Not entirely sharp, but you get the idea.

wheel in 3-claw

This is the next step, turn off material until you arrive at diameter just larger than your flanges. The dark face is 1mm width and will form the new tyre. The distance to turn off can be measured from the back of the wheel using the indicator wheel on the lathe and the known overwidth dimension.

wheel in 3-claw

Now we can press on one of our new flanges. This is facilitated if you taper the outer edge of the wheel a bit. This can be done with a file, we will cut it off anyway later. We now have to stick the new flange to the wheel. This can be done with cyanoacrylate glue or with solder. I prefer low melt solder of 70 degrees (for white metal). For this I take the whole lot out of the 3 claw and put it back later in the same position. But if you don't trust this because your 3 claw has its own merites than you better use the glue method.

wheel in 3-claw

Here we see it after soldering, you also see the mark to replace the rod in the same position.

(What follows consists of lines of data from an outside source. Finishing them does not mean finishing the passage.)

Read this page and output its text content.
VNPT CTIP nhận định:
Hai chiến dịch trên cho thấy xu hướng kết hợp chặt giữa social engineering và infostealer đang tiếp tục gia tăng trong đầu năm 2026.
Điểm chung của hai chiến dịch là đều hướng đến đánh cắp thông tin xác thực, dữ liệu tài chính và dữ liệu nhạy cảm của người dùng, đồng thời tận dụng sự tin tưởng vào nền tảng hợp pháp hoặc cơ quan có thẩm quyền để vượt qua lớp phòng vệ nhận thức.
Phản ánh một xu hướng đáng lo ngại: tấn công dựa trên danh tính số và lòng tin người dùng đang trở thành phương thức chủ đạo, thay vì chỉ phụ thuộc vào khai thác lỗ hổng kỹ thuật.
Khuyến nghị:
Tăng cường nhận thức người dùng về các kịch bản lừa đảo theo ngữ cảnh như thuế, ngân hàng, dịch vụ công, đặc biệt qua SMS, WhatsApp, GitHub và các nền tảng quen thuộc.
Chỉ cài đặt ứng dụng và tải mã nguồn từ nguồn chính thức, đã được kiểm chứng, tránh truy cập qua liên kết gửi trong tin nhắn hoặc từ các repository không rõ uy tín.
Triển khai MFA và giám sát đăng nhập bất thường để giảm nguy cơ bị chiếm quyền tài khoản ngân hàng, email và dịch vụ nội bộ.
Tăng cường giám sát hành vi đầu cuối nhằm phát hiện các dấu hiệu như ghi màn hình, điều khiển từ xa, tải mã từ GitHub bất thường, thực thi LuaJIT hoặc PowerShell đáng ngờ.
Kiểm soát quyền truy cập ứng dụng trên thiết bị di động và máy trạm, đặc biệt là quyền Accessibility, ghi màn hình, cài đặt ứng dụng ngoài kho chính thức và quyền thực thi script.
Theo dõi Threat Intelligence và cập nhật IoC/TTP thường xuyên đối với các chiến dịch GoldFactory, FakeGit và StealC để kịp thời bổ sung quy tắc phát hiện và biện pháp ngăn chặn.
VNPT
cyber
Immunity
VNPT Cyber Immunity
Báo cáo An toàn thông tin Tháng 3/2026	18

We can now form the back of the wheel.

wheel in 3-claw

Two views of the wheel. We first cut off the old metal of the rim. We can also see how much taper the plastic part has. Meaning that it will easily fall apart as there is nothing to hold it inside any longer other than a tiny rim at the front.

wheel in 3-claw

This is how to cut off the plastic without any stress on the wheel. Note put in the sawblade with the teeth wrong way pointing against the rotation of your lathe. This is a 40 teeth/cm sawblade, the finest you can buy. A scalpel can be used too depending on the plastic type used for the wheel.

wheel in 3-claw

Here we see the new flange brought to width with a fine rounded tool. Finishing can be with a fine swiss file #4 and some polishing with glasfiber brush.

wheel in 3-claw

Be sure to take out your wheel using the headstock like this. Take it from the drillhead and now gently push the wheel from the axle.

wheel in 3-claw

Now for total security use this type of glue to keep the plastic and the metal together. This is very very thin and hardens if no air is available, thus on the interface between plastic and metal. This is age old stuff, nowadays probably has a new package.